Doch ein Ausweg aus der blutigen Krise zeichnet sich nicht ab. Keine der beiden Seiten kann nach dem derzeit erkennbaren Kräfteverhältnis die andere besiegen. Keine der beiden will mit dem Gegner einen Kompromiss aushandeln – Assad nicht, weil ihm und den Seinen damit der Untergang sicher ist; die Opposition nicht, weil zu viel Blut durch das Regimes geflossen ist.
Noch hält Assad genügend Karten in seiner Hand, die ihm den Mut zum hemmungslosen Durchhalten geben – vorerst, einige, ja vielleicht sogar noch viele Monate: Das Militär mit seinem Monopol an schweren Waffen steht noch hinter dem Regime, Desertionen beschränken sich – vorerst? – auf niedrigere Ränge. Etwa 80 Prozent des Offizierskorps sind Angehörige der herrschenden alawitischen Minderheit. Fast alle für das Überleben der Assad-Herrschaft entscheidende Positionen sind mit Alawiten und Mitglieder der regierunden Baath-Partei besetzt. Der große Teil der Alewiten, wie auch andere Minderheiten, insbesondere Christen oder Drusen, fürchten eine Machtübernahme radikaler Sunniten, die zudem auch noch Rache an den Alewiten für die während der mehr als 30-jährigen Assad-Diktatur an ihnen vergangenen Verbrechen üben könnten. Die tiefe Uneinigkeit der führungslosen Opposition stärkt zudem Assads politische Überlebenschancen und die „Freie Syrische Armee“ ist militärische den staatlichen Sicherheitskräften haushoch unterlegen. Das Regime hält die beiden wichtigsten Städte, Damaskus und Aleppo – noch – unter Kontrolle und ein Teil der sunnitischen Geschäftselite hat aus Angst vor der Ungewissheit der Nach-Assad-Zeit- noch - nicht die Seiten gewechselt.
International weiß der Syrer zwei wichtige Verbündete auch weiterhin auf seiner Seite: Russland, das nicht riskieren will, durch den Sturz Assads seinen einzig noch verbliebenen arabischen Verbündeten zu verlieren; und der Iran, den die eben verschärften internationalen Sanktionen in seiner Solidarität mit seinem bedrängten arabischen Bruder bestärken. Zudem wird demnächst der vom Iran politisch stark beeinflusste Irak den Vorsitz der Arabischen Liga von Katar übernehmen.

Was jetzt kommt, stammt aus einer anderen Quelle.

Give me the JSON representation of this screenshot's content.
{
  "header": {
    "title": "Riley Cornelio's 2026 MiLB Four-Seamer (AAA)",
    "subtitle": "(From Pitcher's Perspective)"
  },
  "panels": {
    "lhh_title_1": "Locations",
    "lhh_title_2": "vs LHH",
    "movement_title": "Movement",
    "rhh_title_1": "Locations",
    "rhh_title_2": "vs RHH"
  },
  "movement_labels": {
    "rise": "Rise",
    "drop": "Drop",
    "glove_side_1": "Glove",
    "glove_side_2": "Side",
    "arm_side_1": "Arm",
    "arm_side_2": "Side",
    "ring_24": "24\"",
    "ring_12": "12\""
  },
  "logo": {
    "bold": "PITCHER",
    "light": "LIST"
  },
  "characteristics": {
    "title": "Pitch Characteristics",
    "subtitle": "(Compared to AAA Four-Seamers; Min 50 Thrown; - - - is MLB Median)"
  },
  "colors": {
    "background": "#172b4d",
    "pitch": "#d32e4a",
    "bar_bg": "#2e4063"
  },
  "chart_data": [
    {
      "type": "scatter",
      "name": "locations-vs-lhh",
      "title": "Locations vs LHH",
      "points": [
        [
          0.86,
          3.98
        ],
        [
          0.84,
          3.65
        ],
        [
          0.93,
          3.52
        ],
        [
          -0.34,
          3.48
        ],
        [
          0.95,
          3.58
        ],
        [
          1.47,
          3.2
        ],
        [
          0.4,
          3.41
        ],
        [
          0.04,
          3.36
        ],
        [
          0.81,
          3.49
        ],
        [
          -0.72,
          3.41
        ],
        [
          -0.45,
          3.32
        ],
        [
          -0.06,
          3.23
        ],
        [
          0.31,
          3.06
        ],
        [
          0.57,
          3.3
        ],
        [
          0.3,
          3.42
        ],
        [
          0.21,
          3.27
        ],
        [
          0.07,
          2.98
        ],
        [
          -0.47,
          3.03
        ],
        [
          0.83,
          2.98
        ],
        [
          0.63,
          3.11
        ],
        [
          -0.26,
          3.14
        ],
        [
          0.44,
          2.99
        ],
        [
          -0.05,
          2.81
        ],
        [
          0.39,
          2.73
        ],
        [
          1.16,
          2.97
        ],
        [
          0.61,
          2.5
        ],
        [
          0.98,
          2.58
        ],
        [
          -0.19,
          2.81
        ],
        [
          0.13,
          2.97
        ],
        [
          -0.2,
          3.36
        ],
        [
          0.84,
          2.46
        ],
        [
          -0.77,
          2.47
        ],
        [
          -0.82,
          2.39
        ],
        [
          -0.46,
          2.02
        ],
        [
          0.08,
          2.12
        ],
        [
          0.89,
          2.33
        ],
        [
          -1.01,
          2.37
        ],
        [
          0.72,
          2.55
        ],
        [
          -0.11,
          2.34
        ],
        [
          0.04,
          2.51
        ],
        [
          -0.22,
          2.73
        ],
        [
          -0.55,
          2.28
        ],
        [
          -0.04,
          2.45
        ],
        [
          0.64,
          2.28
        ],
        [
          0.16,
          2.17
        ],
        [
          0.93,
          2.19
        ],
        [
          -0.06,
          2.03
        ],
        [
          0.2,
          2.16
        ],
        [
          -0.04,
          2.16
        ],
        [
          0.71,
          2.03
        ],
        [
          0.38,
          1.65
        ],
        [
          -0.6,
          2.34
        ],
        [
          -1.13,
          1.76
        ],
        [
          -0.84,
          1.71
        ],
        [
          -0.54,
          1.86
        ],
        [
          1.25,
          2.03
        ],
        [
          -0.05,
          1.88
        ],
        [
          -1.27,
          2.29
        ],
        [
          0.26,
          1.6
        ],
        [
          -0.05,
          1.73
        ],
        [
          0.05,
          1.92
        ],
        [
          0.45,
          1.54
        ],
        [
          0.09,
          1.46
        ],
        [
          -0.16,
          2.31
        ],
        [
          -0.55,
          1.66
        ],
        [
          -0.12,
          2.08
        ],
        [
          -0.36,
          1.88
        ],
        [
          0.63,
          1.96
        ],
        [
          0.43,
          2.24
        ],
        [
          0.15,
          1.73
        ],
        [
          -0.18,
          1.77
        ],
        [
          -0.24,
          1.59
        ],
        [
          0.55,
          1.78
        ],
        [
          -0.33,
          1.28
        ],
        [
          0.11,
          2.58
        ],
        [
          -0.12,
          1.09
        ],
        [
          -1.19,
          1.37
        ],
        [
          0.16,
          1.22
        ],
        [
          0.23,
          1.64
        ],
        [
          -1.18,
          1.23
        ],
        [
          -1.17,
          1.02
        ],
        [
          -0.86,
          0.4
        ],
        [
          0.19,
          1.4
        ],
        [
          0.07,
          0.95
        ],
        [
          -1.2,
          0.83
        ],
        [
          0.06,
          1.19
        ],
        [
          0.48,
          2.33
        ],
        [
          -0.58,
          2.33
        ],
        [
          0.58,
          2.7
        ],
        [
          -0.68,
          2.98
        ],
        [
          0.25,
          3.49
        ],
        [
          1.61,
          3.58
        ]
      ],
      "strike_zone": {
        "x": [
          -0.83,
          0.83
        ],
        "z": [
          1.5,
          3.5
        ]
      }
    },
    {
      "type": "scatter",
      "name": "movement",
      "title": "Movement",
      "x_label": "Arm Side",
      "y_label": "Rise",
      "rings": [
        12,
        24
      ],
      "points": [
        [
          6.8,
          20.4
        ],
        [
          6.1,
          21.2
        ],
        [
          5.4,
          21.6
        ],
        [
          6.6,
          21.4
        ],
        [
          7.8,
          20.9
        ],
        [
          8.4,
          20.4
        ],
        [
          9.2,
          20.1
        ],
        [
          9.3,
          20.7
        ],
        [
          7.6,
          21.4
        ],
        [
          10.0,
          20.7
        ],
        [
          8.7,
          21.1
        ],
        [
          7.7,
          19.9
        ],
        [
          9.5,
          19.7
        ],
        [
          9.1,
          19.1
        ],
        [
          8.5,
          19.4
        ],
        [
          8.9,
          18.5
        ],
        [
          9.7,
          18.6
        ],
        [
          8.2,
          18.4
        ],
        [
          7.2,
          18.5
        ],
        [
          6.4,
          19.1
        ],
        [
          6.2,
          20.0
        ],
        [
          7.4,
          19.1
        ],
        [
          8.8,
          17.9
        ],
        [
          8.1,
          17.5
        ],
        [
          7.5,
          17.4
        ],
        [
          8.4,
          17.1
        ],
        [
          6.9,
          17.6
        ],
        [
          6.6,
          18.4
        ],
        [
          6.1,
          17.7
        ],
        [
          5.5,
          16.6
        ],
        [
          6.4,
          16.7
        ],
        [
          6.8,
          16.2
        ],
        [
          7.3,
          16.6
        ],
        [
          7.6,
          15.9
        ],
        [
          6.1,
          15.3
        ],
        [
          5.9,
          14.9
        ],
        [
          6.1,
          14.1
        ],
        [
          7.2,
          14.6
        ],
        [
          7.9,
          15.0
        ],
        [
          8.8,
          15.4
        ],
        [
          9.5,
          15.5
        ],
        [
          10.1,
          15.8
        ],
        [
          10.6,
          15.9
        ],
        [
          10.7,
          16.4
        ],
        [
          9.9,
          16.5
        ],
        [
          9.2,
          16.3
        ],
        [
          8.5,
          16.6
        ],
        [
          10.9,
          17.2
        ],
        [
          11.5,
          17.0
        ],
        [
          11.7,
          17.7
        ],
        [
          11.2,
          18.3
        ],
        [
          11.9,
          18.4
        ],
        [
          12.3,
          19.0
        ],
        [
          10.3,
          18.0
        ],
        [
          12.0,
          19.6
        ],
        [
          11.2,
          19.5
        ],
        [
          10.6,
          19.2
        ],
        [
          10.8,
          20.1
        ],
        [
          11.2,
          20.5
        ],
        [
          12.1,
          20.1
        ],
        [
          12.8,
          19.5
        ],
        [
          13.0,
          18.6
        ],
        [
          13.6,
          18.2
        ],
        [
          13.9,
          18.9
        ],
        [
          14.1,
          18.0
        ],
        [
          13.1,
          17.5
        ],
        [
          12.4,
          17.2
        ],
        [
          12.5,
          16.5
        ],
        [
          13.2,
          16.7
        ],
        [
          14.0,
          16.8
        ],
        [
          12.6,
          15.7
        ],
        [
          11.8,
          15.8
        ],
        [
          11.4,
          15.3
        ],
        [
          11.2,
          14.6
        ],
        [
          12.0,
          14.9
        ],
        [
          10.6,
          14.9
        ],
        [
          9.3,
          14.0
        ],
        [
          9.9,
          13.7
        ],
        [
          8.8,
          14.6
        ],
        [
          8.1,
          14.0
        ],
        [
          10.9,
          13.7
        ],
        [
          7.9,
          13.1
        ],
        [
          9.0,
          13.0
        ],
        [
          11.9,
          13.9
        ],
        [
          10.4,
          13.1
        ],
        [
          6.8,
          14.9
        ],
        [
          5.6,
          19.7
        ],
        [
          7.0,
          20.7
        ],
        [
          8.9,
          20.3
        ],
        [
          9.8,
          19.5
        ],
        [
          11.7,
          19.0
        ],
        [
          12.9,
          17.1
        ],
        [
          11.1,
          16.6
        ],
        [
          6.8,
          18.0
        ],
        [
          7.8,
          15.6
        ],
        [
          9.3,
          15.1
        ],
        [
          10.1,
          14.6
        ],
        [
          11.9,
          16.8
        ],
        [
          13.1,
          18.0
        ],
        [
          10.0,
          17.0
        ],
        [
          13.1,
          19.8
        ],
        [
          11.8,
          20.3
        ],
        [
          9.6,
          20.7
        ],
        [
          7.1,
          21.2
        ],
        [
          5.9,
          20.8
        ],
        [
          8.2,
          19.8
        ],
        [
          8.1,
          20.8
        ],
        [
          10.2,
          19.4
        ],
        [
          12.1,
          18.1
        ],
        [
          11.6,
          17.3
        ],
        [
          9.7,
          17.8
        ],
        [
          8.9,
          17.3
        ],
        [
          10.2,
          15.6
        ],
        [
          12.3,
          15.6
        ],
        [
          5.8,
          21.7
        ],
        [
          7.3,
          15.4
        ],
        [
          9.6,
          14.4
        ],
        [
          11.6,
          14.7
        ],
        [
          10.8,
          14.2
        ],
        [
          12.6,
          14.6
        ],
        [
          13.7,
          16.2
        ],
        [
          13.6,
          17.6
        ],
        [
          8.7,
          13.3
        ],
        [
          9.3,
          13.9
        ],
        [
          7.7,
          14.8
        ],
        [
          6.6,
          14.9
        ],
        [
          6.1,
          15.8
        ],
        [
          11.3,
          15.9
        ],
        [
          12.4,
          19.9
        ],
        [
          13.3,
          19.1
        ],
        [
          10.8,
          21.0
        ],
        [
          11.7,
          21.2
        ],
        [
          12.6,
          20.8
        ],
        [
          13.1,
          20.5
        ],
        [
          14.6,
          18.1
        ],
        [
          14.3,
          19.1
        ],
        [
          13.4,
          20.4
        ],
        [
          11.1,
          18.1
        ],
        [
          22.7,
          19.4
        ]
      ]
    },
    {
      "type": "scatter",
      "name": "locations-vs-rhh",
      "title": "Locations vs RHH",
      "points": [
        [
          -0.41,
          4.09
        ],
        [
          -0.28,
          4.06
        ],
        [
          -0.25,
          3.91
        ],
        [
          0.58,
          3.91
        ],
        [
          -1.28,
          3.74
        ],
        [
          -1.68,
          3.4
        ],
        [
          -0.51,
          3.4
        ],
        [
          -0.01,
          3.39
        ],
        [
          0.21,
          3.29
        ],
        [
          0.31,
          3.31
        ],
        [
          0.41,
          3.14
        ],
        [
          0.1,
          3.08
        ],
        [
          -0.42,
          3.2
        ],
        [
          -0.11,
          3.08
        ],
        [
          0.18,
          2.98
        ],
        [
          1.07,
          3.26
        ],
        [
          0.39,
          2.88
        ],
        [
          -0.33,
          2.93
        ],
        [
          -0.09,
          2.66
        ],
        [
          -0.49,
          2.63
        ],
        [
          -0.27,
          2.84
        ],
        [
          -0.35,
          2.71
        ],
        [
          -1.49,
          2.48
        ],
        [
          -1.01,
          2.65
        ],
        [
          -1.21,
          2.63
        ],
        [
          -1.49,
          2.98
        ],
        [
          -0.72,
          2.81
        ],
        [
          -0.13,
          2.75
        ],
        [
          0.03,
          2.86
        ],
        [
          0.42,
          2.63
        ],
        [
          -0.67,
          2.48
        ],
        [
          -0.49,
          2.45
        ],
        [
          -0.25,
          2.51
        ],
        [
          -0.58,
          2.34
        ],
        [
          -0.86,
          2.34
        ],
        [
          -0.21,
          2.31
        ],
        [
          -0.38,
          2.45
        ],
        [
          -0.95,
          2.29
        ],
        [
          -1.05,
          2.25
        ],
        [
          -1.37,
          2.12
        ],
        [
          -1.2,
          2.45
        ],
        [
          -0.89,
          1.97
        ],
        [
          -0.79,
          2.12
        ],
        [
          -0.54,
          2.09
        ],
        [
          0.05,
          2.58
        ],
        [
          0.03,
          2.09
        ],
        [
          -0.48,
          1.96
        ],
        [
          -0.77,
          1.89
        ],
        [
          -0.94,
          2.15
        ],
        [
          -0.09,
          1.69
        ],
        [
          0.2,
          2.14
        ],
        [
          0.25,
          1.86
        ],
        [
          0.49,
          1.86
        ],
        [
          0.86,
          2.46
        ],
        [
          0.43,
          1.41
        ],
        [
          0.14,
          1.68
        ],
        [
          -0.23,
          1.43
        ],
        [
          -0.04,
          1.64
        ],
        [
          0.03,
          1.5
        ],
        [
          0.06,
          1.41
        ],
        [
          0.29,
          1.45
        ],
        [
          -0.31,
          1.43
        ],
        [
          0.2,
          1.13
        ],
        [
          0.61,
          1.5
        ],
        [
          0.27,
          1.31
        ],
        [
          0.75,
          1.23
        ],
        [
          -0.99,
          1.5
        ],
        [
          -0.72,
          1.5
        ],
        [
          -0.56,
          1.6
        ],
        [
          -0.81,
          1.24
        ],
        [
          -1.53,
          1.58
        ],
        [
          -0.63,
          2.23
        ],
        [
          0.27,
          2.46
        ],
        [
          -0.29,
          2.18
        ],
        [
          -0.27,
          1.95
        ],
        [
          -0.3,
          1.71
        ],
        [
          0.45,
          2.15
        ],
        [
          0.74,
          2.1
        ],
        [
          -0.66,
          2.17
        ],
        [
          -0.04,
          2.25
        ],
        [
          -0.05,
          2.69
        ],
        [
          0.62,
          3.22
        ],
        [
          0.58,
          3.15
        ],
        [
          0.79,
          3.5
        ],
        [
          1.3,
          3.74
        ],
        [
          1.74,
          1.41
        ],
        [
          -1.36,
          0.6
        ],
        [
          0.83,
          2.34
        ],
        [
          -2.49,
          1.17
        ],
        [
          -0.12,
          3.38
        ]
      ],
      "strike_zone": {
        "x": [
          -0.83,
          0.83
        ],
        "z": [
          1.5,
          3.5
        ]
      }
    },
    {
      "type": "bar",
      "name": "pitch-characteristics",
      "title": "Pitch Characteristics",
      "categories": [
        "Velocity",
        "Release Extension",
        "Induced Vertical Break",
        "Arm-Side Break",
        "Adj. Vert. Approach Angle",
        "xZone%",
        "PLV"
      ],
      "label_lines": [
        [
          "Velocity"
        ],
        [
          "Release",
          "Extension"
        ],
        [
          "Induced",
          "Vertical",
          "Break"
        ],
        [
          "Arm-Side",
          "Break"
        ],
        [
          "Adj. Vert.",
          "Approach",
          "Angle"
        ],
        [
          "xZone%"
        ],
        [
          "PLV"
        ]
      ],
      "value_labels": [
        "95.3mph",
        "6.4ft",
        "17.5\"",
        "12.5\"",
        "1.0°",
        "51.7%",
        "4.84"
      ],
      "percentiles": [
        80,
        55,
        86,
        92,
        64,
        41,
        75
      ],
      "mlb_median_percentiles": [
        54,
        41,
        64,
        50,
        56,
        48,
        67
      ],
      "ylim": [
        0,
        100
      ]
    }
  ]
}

Dennoch: Die Mauer der Furcht ist endgültig zusammengestürzt, die Proteste und Massenkundgebungen halten an, die Wirtschaft kollabiert unter dem Sanktionsdruck. Mit jedem Toten verliert Assad in den Augen seines Volkes an Legitimität, wird das Regime von Tag zu Tag schwächer. Beobachter wagen nur eine Prognose: das Morden geht weiter, bis irgendwann eine der letzten Minderheiten-Diktaturen der Region endgültig stürzt.